Deze droom vervulde ik na het eindexamen niet, misschien wel omdat hij te kostbaar was. Een rits andere vervullingen kwamen ervoor in de plaats. Ik reisde door Frankrijk, Spanje, Italië, Duitsland en bezocht talloze plekken waartoe een tekst mij aangespoord had. Ik zwierf met Rabelais in de buurt van Chinon, met Cervantes en Azorin trok ik door La Mancha, ik zat bij de molen van Viznar waar Lorca zijn laatste nacht doorbracht en stond verbijsterd op de Alexanderplatz. En iedere keer, werkelijk iedere keer - of er nu een museum was of niets meer, iemand die de persoon gekend had of alleen maar wind - kwam ik tot dezelfde conclusie: dat deze plek alleen maar in mijn hoofd bestond. Het huis, de schrijftafel, het riviertje waren alleen interessant omdat ik er zoveel bij denken kon. En dan nog...
Kort geleden was ik in de buurt van Zürich en nam me voor eens te gaan kijken naar het huis aan de Alte Landstrasse 39 in Kilchberg, het huis waar Thomas Mann de laatste anderhalf jaar van zijn leven gewoond had.
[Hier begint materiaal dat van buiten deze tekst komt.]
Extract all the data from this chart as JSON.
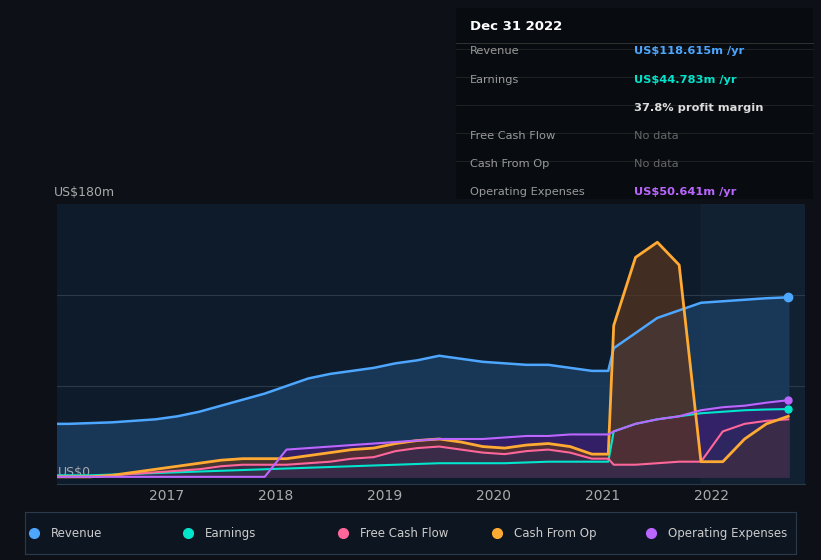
{
  "bg_color": "#0d1117",
  "chart_bg": "#0d1b2a",
  "title": "Dec 31 2022",
  "ylabel": "US$180m",
  "y0_label": "US$0",
  "x_ticks": [
    2017,
    2018,
    2019,
    2020,
    2021,
    2022
  ],
  "x_range": [
    2016.0,
    2022.85
  ],
  "y_range": [
    -5,
    180
  ],
  "legend": [
    {
      "label": "Revenue",
      "color": "#4da6ff"
    },
    {
      "label": "Earnings",
      "color": "#00e5cc"
    },
    {
      "label": "Free Cash Flow",
      "color": "#ff6699"
    },
    {
      "label": "Cash From Op",
      "color": "#ffaa33"
    },
    {
      "label": "Operating Expenses",
      "color": "#bb66ff"
    }
  ],
  "series": {
    "x": [
      2015.9,
      2016.1,
      2016.3,
      2016.5,
      2016.7,
      2016.9,
      2017.1,
      2017.3,
      2017.5,
      2017.7,
      2017.9,
      2018.1,
      2018.3,
      2018.5,
      2018.7,
      2018.9,
      2019.1,
      2019.3,
      2019.5,
      2019.7,
      2019.9,
      2020.1,
      2020.3,
      2020.5,
      2020.7,
      2020.9,
      2021.0,
      2021.05,
      2021.1,
      2021.3,
      2021.5,
      2021.7,
      2021.9,
      2022.1,
      2022.3,
      2022.5,
      2022.7
    ],
    "revenue": [
      35,
      35,
      35.5,
      36,
      37,
      38,
      40,
      43,
      47,
      51,
      55,
      60,
      65,
      68,
      70,
      72,
      75,
      77,
      80,
      78,
      76,
      75,
      74,
      74,
      72,
      70,
      70,
      70,
      85,
      95,
      105,
      110,
      115,
      116,
      117,
      118,
      118.615
    ],
    "earnings": [
      1,
      1,
      1,
      1.5,
      2,
      2.5,
      3,
      3.5,
      4,
      4.5,
      5,
      5.5,
      6,
      6.5,
      7,
      7.5,
      8,
      8.5,
      9,
      9,
      9,
      9,
      9.5,
      10,
      10,
      10,
      10,
      10,
      30,
      35,
      38,
      40,
      42,
      43,
      44,
      44.5,
      44.783
    ],
    "free_cash_flow": [
      0,
      0,
      0,
      1,
      2,
      3,
      4,
      5,
      7,
      8,
      8,
      8,
      9,
      10,
      12,
      13,
      17,
      19,
      20,
      18,
      16,
      15,
      17,
      18,
      16,
      12,
      12,
      12,
      8,
      8,
      9,
      10,
      10,
      30,
      35,
      37,
      38
    ],
    "cash_from_op": [
      0,
      0,
      0,
      1,
      3,
      5,
      7,
      9,
      11,
      12,
      12,
      12,
      14,
      16,
      18,
      19,
      22,
      24,
      25,
      23,
      20,
      19,
      21,
      22,
      20,
      15,
      15,
      15,
      100,
      145,
      155,
      140,
      10,
      10,
      25,
      35,
      40
    ],
    "operating_expenses": [
      0,
      0,
      0,
      0,
      0,
      0,
      0,
      0,
      0,
      0,
      0,
      18,
      19,
      20,
      21,
      22,
      23,
      24,
      25,
      25,
      25,
      26,
      27,
      27,
      28,
      28,
      28,
      28,
      30,
      35,
      38,
      40,
      44,
      46,
      47,
      49,
      50.641
    ]
  }
}
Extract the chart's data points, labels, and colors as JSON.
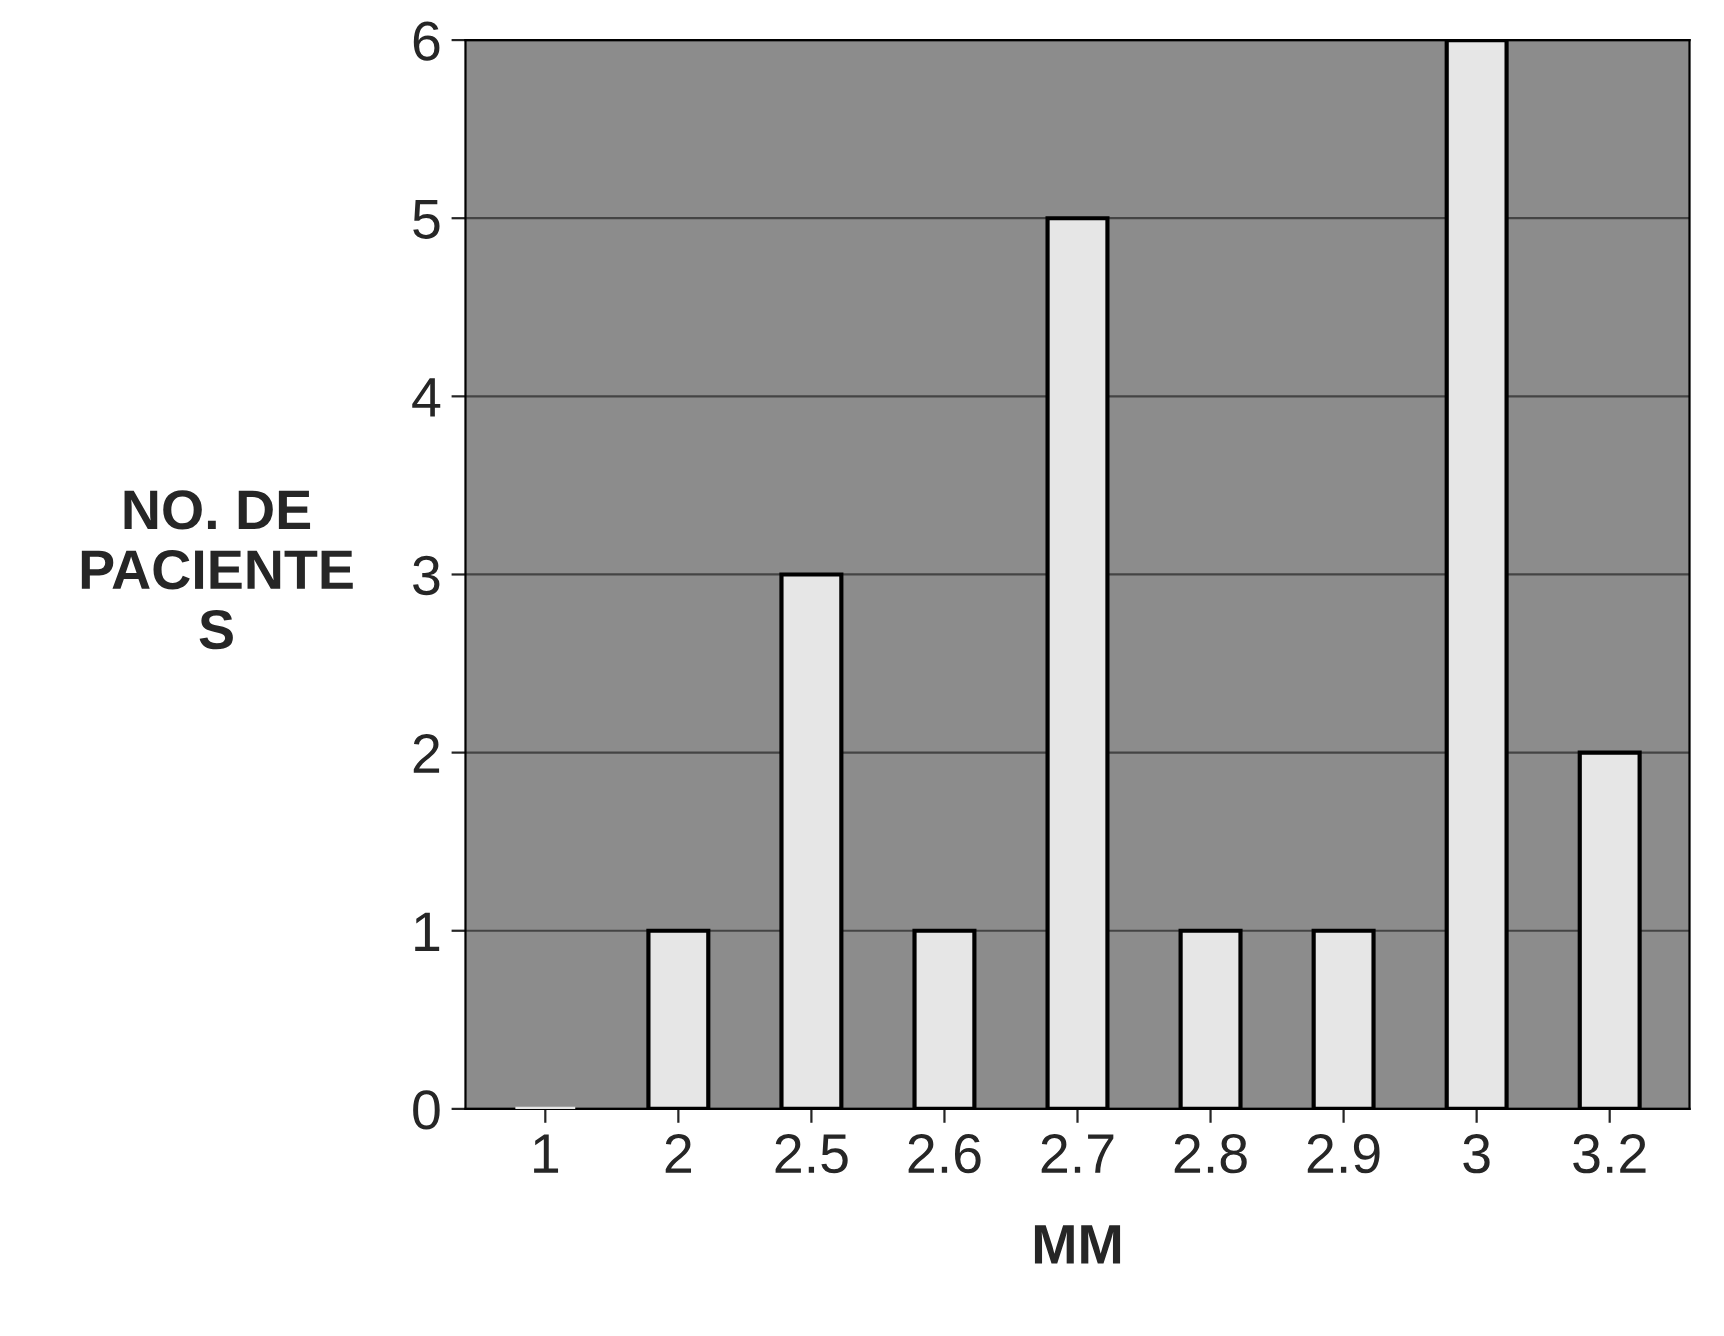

Het was een zondagochtend, vroeg nog, een uur of tien. Geen mens op de Landstrasse die hoog boven de Zürcher See loopt en aan beide zijden volgebouwd is met herenhuizen. Misschien was het daarom dat ik schrok, écht schrok toen ik op nummer 39 het naambordje van Thomas Mann zag hangen. En dat dertig jaar na zijn dood... Ik stond nog verbijsterd te kijken toen een autotje het pad opreed. Een vrouw stapte uit en sprak me aan. Zij bleek de secretaresse van Golo Mann te zijn en vertelde mij dat deze altijd in dit huis is blijven wonen en Katja (de vrouw van Thomas Mann) hier pas in 1980 gestorven was. Of ik eens binnen wilde kijken? Ze wees me alles, de plek waar vroeger het bureau van Thomas gestaan had, de boekenkasten uit het Buddenbrookshuis, de plaats van het fameuze bankje waarop Thomas na zijn operatie zijn laatste boeken en redevoeringen geschreven had. Ik keek, bewonderde, vroeg en fantaseerde maar wist dat ik eenmaal buiten weer hetzelfde zou denken. Allemaal onzin, deze necrofilie en curiositeiten-neuzelarij. Mijn leraar Grieks, zover was ik ondertussen wel, had gelijk. En daarvan raakte ik 's middags bij een bezoek aan het. Thomas Mannarchief in Zürich meer overtuigd dan ooit. Ik zat er enige tijd in de ‘Thomas Mann-Zimmer’, waar de studeerkamer uit de Landstrasse nagebouwd was, met de agenda dramatisch opengeslagen op 12 augustus 1955, het portret van Katja op het bureau en de pen op het aantekenblok. Maar dit alles werd in een andere kamer vertoond, met een ander uitzicht, een andere geur en middenin de stad. Belachelijk dacht ik, die pogingen om het vergane tot schijnleven te willen wekken. En werkelijk, voor de zoveelste keer maar serieuzer dan ooit nam ik me voor om dit soort tochten niet meer te
ondernemen en mijn tijd nuttiger te besteden, aan lezen en dan bij voorkeur in een alpenwei waar nog nooit een schrijver voet had gezet. Maar eenmaal buiten wist ik dat dit voornemen om het reizen aan de grijze cellen over te laten niet lang stand zou houden. Ik had het me ten eerste al zo vaak voorgenomen. Bovendien, ik was net een boek aan het lezen waarin reizen, lezen en schrijven op een fascinerende manier gecombineerd werden en dat zo aanstekelijk werkte dat mijn volgende tochten alweer vast kwamen te staan. Footsteps heet het. Adventures of a Romantic Biographer en het is van Richard Holmes. Een boek dat je zou kunnen beschouwen als de ideale vakantielectuur voor de literatuurliefhebber, die geïnteresseerd is in het doen en laten van schrijvers.